To advance research in Physical AI, an EE research team led by Professor Chang D. Yoo (U-AIM: Artificial Intelligence & Machine Learning Lab) has developed two novel reinforcement learning frameworks leveraging large vision-language models. The first, introduced in ICML 2025, is titled ERL-VLM (Enhancing Rating-based Learning to Effectively Leverage Feedback from Vision-Language Models). In this framework, a VLM provides absolute rating-based feedback on robot behavior, which is used to train a reward function. That reward is then used to learn a robot control AI model. This method removes the need for manually crafting complex reward functions and enables the efficient collection of large-scale feedback, significantly reducing the time and cost required for training.

 

Inline image 2025 07 31 14.39.29.062
<Figure 1. ERL-VLM framework>

 

The second, published in IROS 2025, is titled PLARE (Preference-based Learning from Vision-Language Model without Reward Estimation). Unlike previous approaches, PLARE skips reward modeling entirely and instead uses pairwise preference feedback from a VLM to directly train the robot control AI model.
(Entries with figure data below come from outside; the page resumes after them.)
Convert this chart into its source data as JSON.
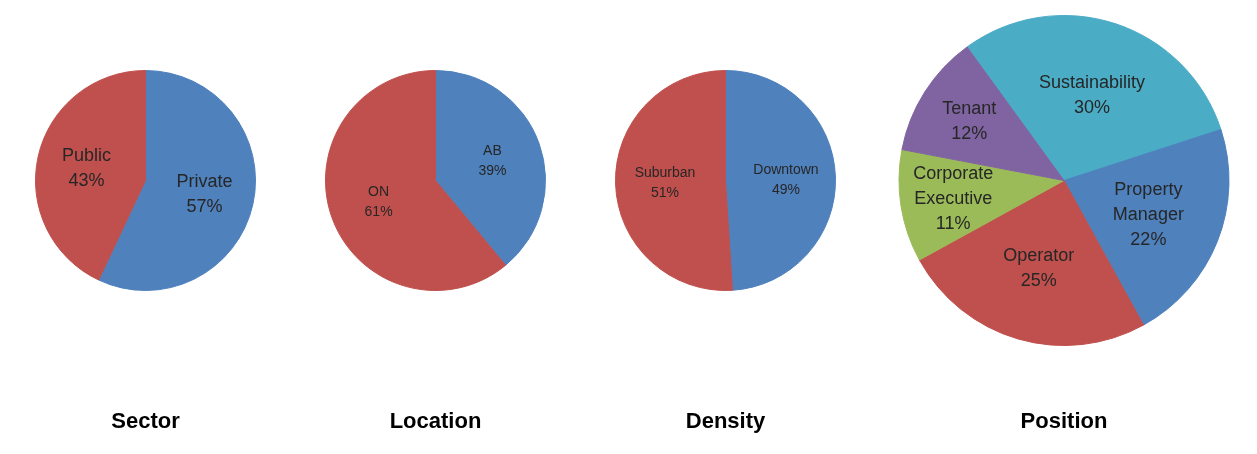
{
  "chart_data": [
    {
      "type": "pie",
      "title": "Sector",
      "categories": [
        "Private",
        "Public"
      ],
      "values": [
        57,
        43
      ],
      "value_labels": [
        "57%",
        "43%"
      ],
      "colors": [
        "#4f81bd",
        "#c0504d"
      ],
      "legend": false
    },
    {
      "type": "pie",
      "title": "Location",
      "categories": [
        "AB",
        "ON"
      ],
      "values": [
        39,
        61
      ],
      "value_labels": [
        "39%",
        "61%"
      ],
      "colors": [
        "#4f81bd",
        "#c0504d"
      ],
      "legend": false
    },
    {
      "type": "pie",
      "title": "Density",
      "categories": [
        "Downtown",
        "Suburban"
      ],
      "values": [
        49,
        51
      ],
      "value_labels": [
        "49%",
        "51%"
      ],
      "colors": [
        "#4f81bd",
        "#c0504d"
      ],
      "legend": false
    },
    {
      "type": "pie",
      "title": "Position",
      "categories": [
        "Sustainability",
        "Property\nManager",
        "Operator",
        "Corporate\nExecutive",
        "Tenant"
      ],
      "values": [
        30,
        22,
        25,
        11,
        12
      ],
      "value_labels": [
        "30%",
        "22%",
        "25%",
        "11%",
        "12%"
      ],
      "colors": [
        "#4bacc6",
        "#4f81bd",
        "#c0504d",
        "#9bbb59",
        "#8064a2"
      ],
      "legend": false
    }
  ]
}
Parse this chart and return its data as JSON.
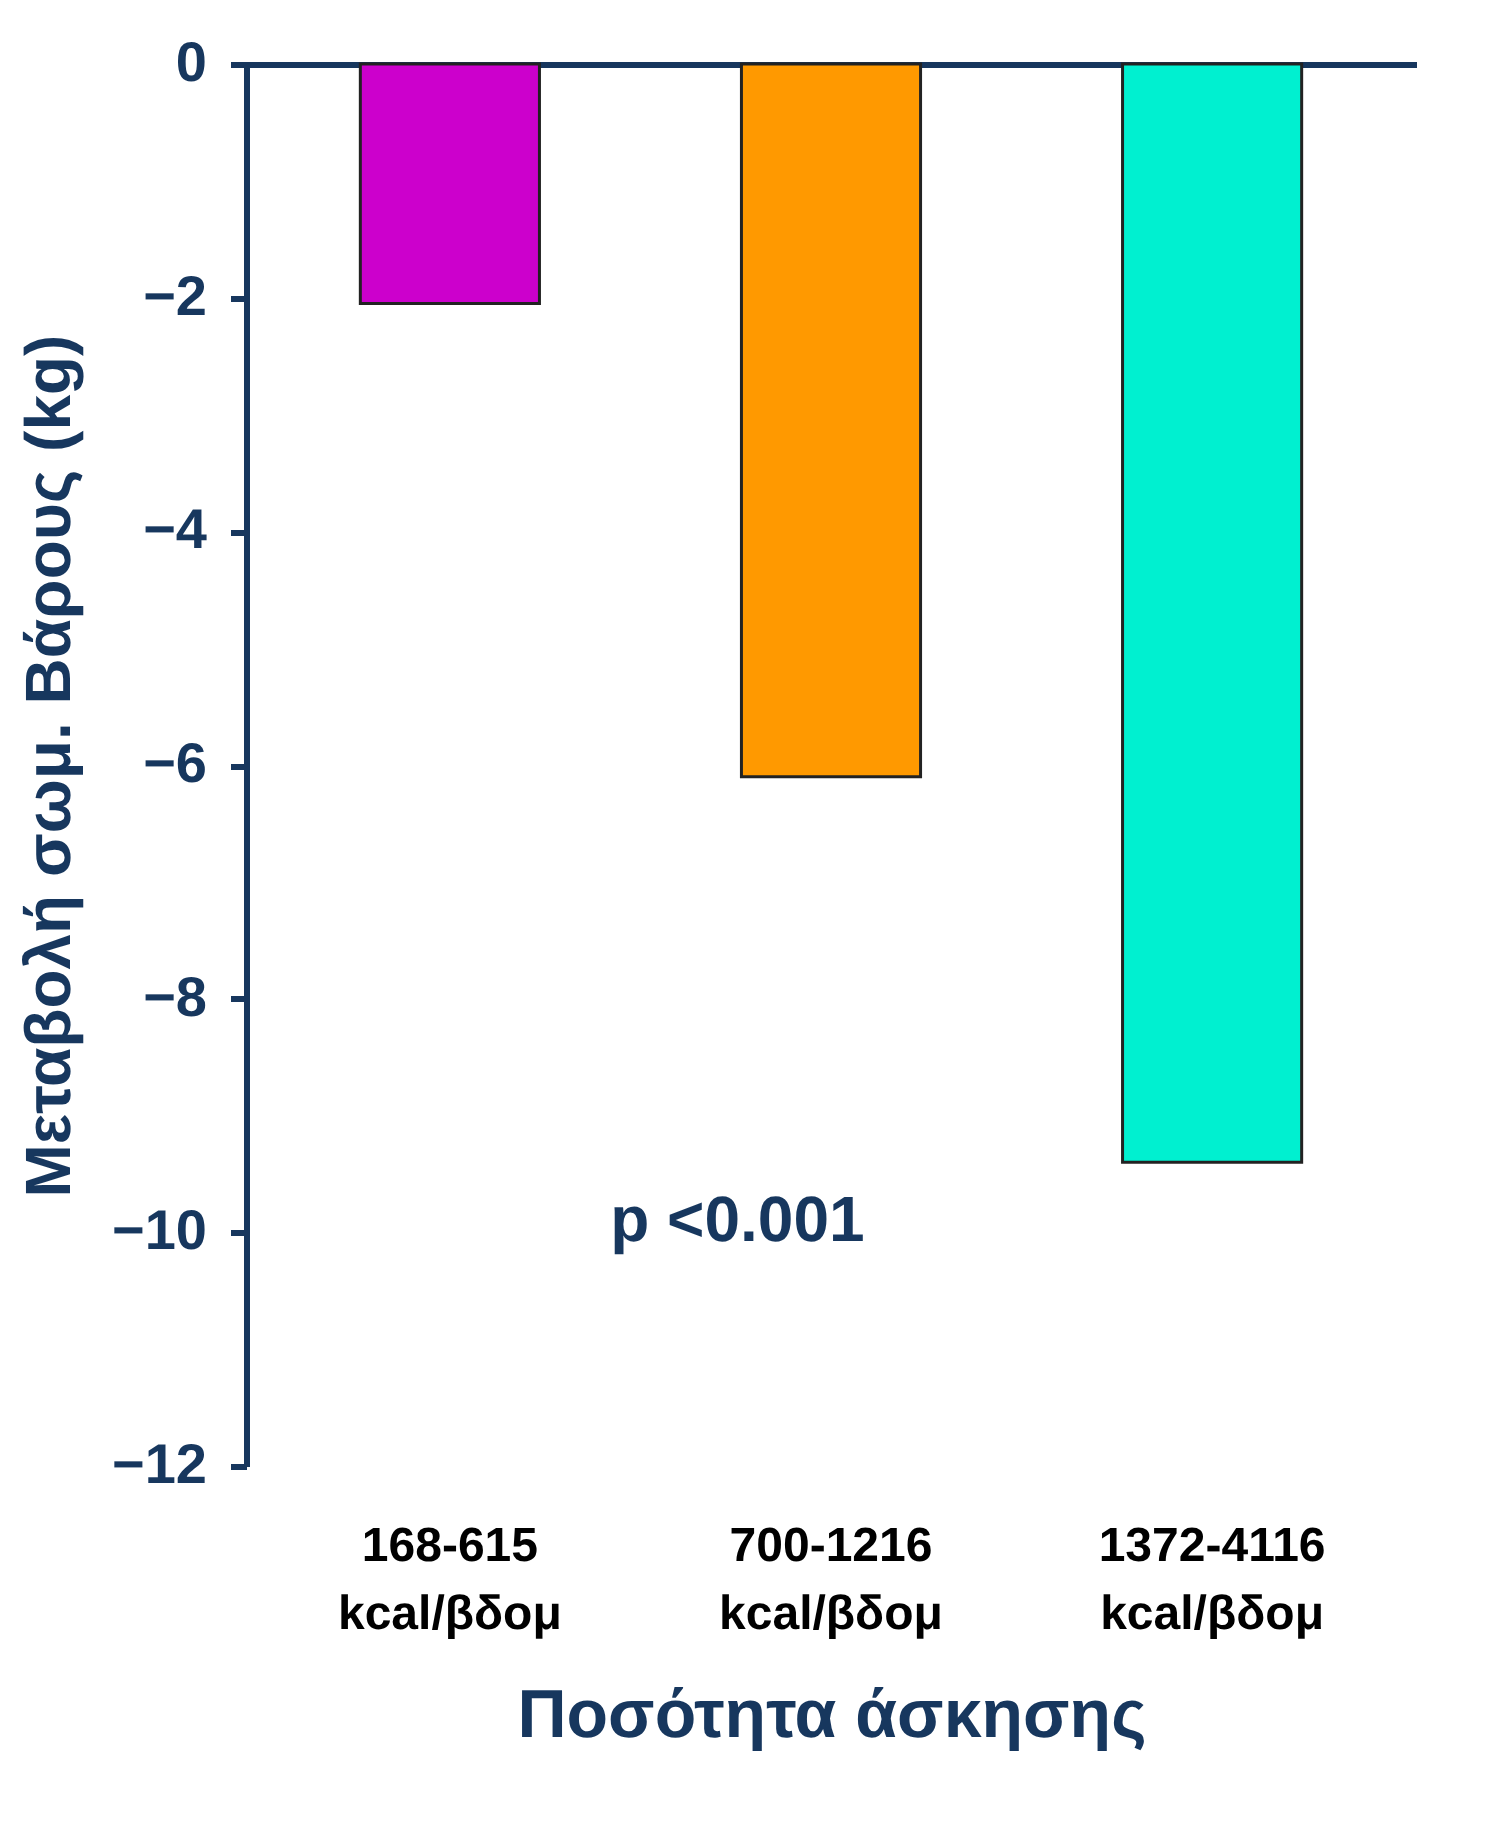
{
  "chart_data": {
    "type": "bar",
    "xlabel": "Ποσότητα άσκησης",
    "ylabel": "Μεταβολή σωμ. Βάρους (kg)",
    "categories": [
      "168-615 kcal/βδομ",
      "700-1216 kcal/βδομ",
      "1372-4116 kcal/βδομ"
    ],
    "values": [
      -2.05,
      -6.1,
      -9.4
    ],
    "colors": [
      "#cc00cc",
      "#ff9900",
      "#00f0d0"
    ],
    "ylim": [
      -12,
      0
    ],
    "yticks": [
      0,
      -2,
      -4,
      -6,
      -8,
      -10,
      -12
    ],
    "grid": false,
    "annotations": [
      "p <0.001"
    ]
  }
}
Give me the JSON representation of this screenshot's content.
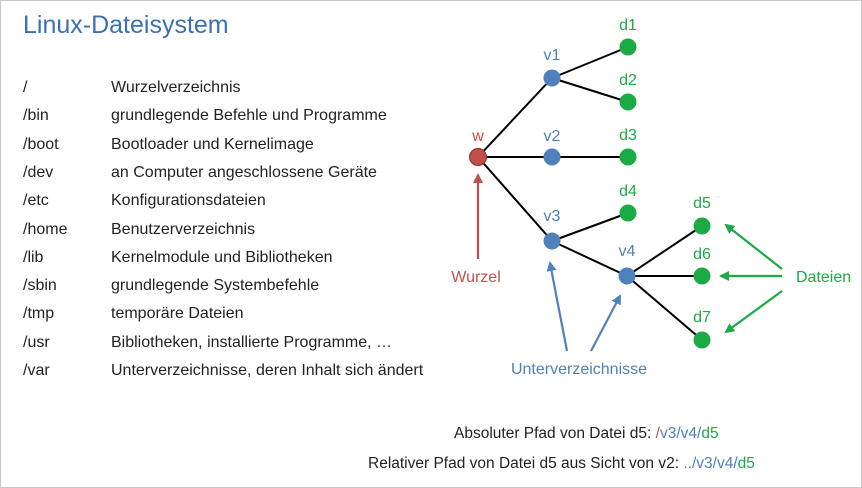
{
  "title": "Linux-Dateisystem",
  "directories": [
    {
      "path": "/",
      "desc": "Wurzelverzeichnis"
    },
    {
      "path": "/bin",
      "desc": "grundlegende Befehle und Programme"
    },
    {
      "path": "/boot",
      "desc": "Bootloader und Kernelimage"
    },
    {
      "path": "/dev",
      "desc": "an Computer angeschlossene Geräte"
    },
    {
      "path": "/etc",
      "desc": "Konfigurationsdateien"
    },
    {
      "path": "/home",
      "desc": "Benutzerverzeichnis"
    },
    {
      "path": "/lib",
      "desc": "Kernelmodule und Bibliotheken"
    },
    {
      "path": "/sbin",
      "desc": "grundlegende Systembefehle"
    },
    {
      "path": "/tmp",
      "desc": "temporäre Dateien"
    },
    {
      "path": "/usr",
      "desc": "Bibliotheken, installierte Programme, …"
    },
    {
      "path": "/var",
      "desc": "Unterverzeichnisse, deren Inhalt sich ändert"
    }
  ],
  "tree": {
    "nodes": [
      {
        "id": "w",
        "label": "w",
        "kind": "root"
      },
      {
        "id": "v1",
        "label": "v1",
        "kind": "dir"
      },
      {
        "id": "v2",
        "label": "v2",
        "kind": "dir"
      },
      {
        "id": "v3",
        "label": "v3",
        "kind": "dir"
      },
      {
        "id": "v4",
        "label": "v4",
        "kind": "dir"
      },
      {
        "id": "d1",
        "label": "d1",
        "kind": "file"
      },
      {
        "id": "d2",
        "label": "d2",
        "kind": "file"
      },
      {
        "id": "d3",
        "label": "d3",
        "kind": "file"
      },
      {
        "id": "d4",
        "label": "d4",
        "kind": "file"
      },
      {
        "id": "d5",
        "label": "d5",
        "kind": "file"
      },
      {
        "id": "d6",
        "label": "d6",
        "kind": "file"
      },
      {
        "id": "d7",
        "label": "d7",
        "kind": "file"
      }
    ],
    "edges": [
      [
        "w",
        "v1"
      ],
      [
        "w",
        "v2"
      ],
      [
        "w",
        "v3"
      ],
      [
        "v1",
        "d1"
      ],
      [
        "v1",
        "d2"
      ],
      [
        "v2",
        "d3"
      ],
      [
        "v3",
        "d4"
      ],
      [
        "v3",
        "v4"
      ],
      [
        "v4",
        "d5"
      ],
      [
        "v4",
        "d6"
      ],
      [
        "v4",
        "d7"
      ]
    ]
  },
  "annotations": {
    "root": "Wurzel",
    "dirs": "Unterverzeichnisse",
    "files": "Dateien"
  },
  "colors": {
    "root": "#c0504d",
    "dir": "#4f81bd",
    "file": "#1aab44",
    "title": "#3d6fb5"
  },
  "footer": {
    "absolute_label": "Absoluter Pfad von Datei d5:",
    "absolute_path": [
      "/",
      "v3",
      "/",
      "v4",
      "/",
      "d5"
    ],
    "relative_label": "Relativer Pfad von Datei d5 aus Sicht von v2:",
    "relative_path": [
      "../",
      "v3",
      "/",
      "v4",
      "/",
      "d5"
    ]
  }
}
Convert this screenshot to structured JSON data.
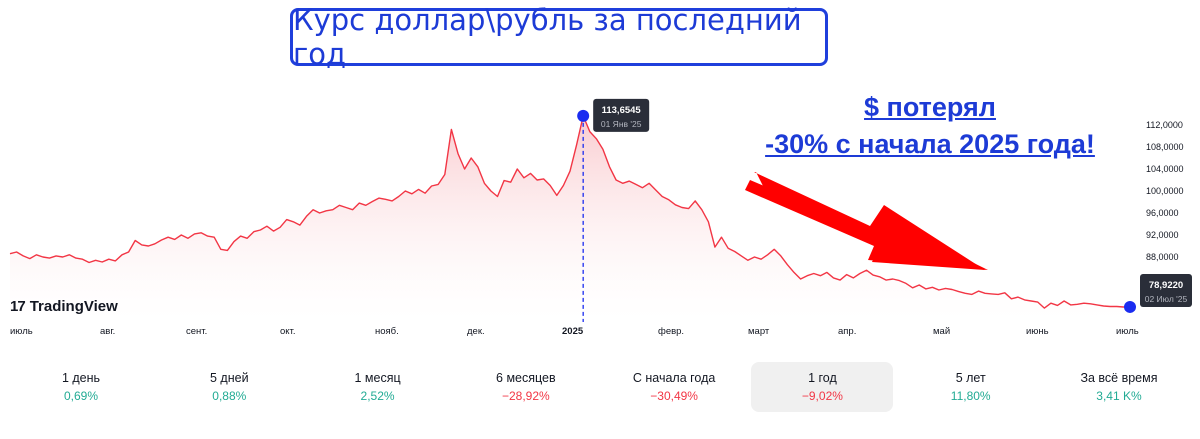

This makes the training process simpler and more computationally efficient, without compromising performance.

 

Inline image 2025 07 31 14.41.28.258
<Figure 2. PLARE framework>

 

Both frameworks demonstrated superior performance not only in simulation environments but also in real-world experiments using physical robots, achieving higher success rates and more stable behavior than existing methods—thereby verifying their practical applicability.

 

Inline image 2025 07 31 15.34.45.846
<Figure 4. (From left) PLARE experimental results (success Rate) and example of real-world robot experiment setup>

 

This research provides a more efficient and practical approach to enabling robots to understand and act upon human language instructions by leveraging large vision-language models—bringing us a step closer to the realization of Physical AI. Moving forward, Professor Changdong Yoo’s team plans to continue advancing research in robot control, vision-language-based interaction, and scalable feedback learning to further develop key technologies in Physical AI.